Mr. Speaker, I am pleased to rise in the House today to revisit the question I asked the Minister of Canadian Heritage on October 31 of last year. That is over three months ago.
I asked the minister about a tax credit that was quietly brought forward by the Liberal government that would benefit talk shows. This tax credit was also to be backdated to February of 2016. In October, I asked the minister to tell the House how much this tax credit would cost hard-working Canadian families. In response, we did not learn how much the tax credit would cost taxpayers, nor was the tax credit even acknowledged in the minister's response. This is what brings us here tonight.
I cannot believe that yet another measure is being introduced by the Liberal government that will likely cost the taxpayer substantially while benefiting very few. Meanwhile, tax credits that benefit Canadians coast to coast are being revoked. We watched as the children's fitness tax credit and arts tax credit were revoked, and the Liberal government even cancelled income splitting for families. These tax credits and measures that would benefit the average Canadian are being repurposed to finance boutique issues and the Liberal elite.

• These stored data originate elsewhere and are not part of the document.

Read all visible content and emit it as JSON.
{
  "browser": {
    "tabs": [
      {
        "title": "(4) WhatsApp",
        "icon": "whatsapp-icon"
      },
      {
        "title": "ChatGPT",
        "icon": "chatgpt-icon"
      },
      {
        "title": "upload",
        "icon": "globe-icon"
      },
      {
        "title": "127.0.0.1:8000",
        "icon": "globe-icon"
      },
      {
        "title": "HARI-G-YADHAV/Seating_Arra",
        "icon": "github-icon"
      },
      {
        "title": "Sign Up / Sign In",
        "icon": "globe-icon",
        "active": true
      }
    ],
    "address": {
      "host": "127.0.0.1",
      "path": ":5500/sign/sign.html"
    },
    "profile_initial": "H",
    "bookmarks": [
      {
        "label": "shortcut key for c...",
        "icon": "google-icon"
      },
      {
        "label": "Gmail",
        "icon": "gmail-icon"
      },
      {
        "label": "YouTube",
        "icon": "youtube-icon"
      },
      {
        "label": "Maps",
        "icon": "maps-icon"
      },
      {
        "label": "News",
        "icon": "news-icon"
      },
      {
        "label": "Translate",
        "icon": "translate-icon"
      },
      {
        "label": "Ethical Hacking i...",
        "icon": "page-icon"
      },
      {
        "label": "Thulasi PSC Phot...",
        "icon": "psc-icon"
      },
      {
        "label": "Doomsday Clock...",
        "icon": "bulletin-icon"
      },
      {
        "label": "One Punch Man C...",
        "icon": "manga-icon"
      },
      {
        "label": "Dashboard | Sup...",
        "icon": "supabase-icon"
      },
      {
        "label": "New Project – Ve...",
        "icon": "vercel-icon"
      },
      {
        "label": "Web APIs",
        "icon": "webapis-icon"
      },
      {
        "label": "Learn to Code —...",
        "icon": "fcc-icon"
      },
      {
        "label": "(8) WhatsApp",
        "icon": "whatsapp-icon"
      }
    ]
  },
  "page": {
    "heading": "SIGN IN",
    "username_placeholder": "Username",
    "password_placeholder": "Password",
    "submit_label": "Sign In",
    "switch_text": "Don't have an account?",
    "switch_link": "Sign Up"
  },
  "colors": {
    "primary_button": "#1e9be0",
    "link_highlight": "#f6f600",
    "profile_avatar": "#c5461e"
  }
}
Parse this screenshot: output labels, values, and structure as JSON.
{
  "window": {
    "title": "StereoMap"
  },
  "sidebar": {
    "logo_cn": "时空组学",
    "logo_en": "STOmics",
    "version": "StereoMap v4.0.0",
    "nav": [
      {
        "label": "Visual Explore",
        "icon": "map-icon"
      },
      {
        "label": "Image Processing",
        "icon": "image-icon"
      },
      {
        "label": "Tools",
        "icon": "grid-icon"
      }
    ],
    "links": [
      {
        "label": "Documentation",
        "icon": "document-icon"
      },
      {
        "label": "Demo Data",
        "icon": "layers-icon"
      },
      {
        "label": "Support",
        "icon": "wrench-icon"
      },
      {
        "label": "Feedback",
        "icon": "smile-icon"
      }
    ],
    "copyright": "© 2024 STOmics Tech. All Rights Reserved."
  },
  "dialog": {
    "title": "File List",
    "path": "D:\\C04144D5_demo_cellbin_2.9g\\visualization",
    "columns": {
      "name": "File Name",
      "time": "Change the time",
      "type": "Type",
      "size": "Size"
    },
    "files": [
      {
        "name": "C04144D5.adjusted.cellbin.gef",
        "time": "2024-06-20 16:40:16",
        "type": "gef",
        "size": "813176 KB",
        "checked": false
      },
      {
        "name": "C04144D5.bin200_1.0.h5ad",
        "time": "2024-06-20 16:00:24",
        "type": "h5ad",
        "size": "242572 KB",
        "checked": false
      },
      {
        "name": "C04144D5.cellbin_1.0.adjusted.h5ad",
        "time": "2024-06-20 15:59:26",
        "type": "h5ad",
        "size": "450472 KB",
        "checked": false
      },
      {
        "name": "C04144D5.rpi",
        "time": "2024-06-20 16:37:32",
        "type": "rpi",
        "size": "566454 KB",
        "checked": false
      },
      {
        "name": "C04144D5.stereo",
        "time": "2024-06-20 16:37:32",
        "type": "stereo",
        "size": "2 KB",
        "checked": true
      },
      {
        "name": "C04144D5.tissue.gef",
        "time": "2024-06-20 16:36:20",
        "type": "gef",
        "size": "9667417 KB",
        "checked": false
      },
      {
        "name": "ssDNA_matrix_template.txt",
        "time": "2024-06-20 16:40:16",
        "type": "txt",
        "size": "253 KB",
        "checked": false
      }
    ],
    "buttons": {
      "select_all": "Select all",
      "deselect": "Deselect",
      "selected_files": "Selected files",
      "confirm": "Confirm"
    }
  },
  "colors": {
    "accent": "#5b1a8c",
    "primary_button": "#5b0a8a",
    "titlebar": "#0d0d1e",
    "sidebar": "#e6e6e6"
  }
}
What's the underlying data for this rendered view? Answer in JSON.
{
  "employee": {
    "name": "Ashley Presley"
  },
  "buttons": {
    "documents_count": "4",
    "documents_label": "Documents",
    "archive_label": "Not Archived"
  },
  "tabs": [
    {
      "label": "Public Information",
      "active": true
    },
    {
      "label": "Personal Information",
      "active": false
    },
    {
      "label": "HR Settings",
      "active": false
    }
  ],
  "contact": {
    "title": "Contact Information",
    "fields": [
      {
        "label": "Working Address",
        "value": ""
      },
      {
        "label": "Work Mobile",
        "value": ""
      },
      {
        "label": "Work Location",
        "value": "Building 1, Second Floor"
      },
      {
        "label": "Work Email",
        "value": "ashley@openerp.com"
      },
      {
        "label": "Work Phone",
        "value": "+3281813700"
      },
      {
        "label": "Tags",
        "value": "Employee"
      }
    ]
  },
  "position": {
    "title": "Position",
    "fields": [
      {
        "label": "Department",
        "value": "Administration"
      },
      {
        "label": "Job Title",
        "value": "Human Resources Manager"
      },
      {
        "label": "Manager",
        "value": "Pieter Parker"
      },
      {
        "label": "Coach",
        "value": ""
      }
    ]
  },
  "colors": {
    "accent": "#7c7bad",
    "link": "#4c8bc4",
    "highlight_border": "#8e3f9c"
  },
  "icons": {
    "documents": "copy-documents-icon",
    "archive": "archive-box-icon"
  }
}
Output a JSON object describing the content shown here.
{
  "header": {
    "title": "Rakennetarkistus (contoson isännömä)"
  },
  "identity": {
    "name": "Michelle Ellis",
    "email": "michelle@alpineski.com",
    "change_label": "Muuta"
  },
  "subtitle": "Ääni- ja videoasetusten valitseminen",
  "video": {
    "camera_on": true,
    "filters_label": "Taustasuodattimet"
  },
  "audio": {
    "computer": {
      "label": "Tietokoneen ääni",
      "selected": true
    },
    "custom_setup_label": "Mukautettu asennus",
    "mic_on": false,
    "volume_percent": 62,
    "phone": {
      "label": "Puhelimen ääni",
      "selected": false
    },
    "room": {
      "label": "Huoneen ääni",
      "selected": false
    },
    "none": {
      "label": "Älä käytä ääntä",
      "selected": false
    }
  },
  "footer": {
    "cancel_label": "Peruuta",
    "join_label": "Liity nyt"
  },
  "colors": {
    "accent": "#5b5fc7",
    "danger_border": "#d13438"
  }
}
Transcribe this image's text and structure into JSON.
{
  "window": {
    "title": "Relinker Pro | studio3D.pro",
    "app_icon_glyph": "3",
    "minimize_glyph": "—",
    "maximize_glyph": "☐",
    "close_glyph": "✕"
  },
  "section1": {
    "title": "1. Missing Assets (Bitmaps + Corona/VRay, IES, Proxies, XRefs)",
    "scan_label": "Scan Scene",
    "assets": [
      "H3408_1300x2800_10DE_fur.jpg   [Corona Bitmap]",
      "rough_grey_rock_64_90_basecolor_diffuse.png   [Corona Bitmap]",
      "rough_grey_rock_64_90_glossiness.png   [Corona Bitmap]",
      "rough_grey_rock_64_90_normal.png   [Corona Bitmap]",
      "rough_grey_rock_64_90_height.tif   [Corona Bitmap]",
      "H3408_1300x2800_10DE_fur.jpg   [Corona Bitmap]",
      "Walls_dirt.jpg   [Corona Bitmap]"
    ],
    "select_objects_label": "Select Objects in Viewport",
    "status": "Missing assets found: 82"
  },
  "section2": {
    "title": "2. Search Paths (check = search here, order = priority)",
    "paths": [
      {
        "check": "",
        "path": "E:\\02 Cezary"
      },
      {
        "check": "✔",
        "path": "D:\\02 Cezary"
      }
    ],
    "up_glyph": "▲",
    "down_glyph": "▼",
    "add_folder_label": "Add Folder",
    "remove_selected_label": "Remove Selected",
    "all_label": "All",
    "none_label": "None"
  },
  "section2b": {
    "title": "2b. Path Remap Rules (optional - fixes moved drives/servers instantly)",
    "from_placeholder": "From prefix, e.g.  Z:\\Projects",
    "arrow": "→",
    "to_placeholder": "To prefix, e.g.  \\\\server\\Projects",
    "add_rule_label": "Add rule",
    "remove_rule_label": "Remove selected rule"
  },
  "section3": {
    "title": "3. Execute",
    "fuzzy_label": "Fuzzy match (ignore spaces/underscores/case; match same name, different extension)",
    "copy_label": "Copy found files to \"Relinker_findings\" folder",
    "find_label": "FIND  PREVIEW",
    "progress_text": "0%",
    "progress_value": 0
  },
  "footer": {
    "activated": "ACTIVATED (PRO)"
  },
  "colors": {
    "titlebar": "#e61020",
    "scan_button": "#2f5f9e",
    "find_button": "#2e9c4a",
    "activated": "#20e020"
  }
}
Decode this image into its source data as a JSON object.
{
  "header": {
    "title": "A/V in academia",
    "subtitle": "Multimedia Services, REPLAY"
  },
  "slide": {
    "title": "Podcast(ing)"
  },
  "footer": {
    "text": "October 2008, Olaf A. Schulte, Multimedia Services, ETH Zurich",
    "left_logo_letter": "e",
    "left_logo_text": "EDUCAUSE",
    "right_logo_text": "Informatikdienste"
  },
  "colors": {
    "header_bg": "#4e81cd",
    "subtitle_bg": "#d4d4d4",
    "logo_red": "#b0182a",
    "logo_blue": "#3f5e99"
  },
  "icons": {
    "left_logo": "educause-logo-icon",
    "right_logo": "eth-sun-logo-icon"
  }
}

As the media pointed out, the subsidy is sure to benefit a number of production companies in, of all places, the Prime Minister's home town of Montreal. As Canadians, we should be questioning the priorities of a government that is subsidizing talk shows while running a projected $25 billion deficit, and indeed running deficits almost every year until 2055, according to the Department of Finance.
We should be questioning why the government chose to squander a federal surplus left by the previous government and is raising taxes on Canadians families to finance niche markets like talk shows. Given that the government cannot even follow its own ethical standards, Canadians deserve to know how much of their hard-earned tax dollars are going to fill the pockets of media elites who are friendly with the Liberal government. We should be looking into whose hands this money actually falls. Is this another way to finance cash for access fundraisers concocted by the Prime Minister and his Liberal cronies?
As all of this unfolds in front of us, I worry for my children and grandchildren, who will be saddled with this enormous debt. In the meantime, Canadians will continue to be taxed, unable to decide how to spend the money that they worked hard to earn. We know that the Minister of Canadian Heritage is looking into a Netflix tax and that the government is considering a tax on health and dental benefits. These are taxes that would hurt the middle class, Canadians that the government claim to advocate for.
It is clear that the Liberals will propose tax credits when they help their friends hosting talk shows, but will cancel them when they help ordinary, hard-working Canadian families. Can the parliamentary secretary tell us today, definitively, how much this tax credit will cost taxpayers?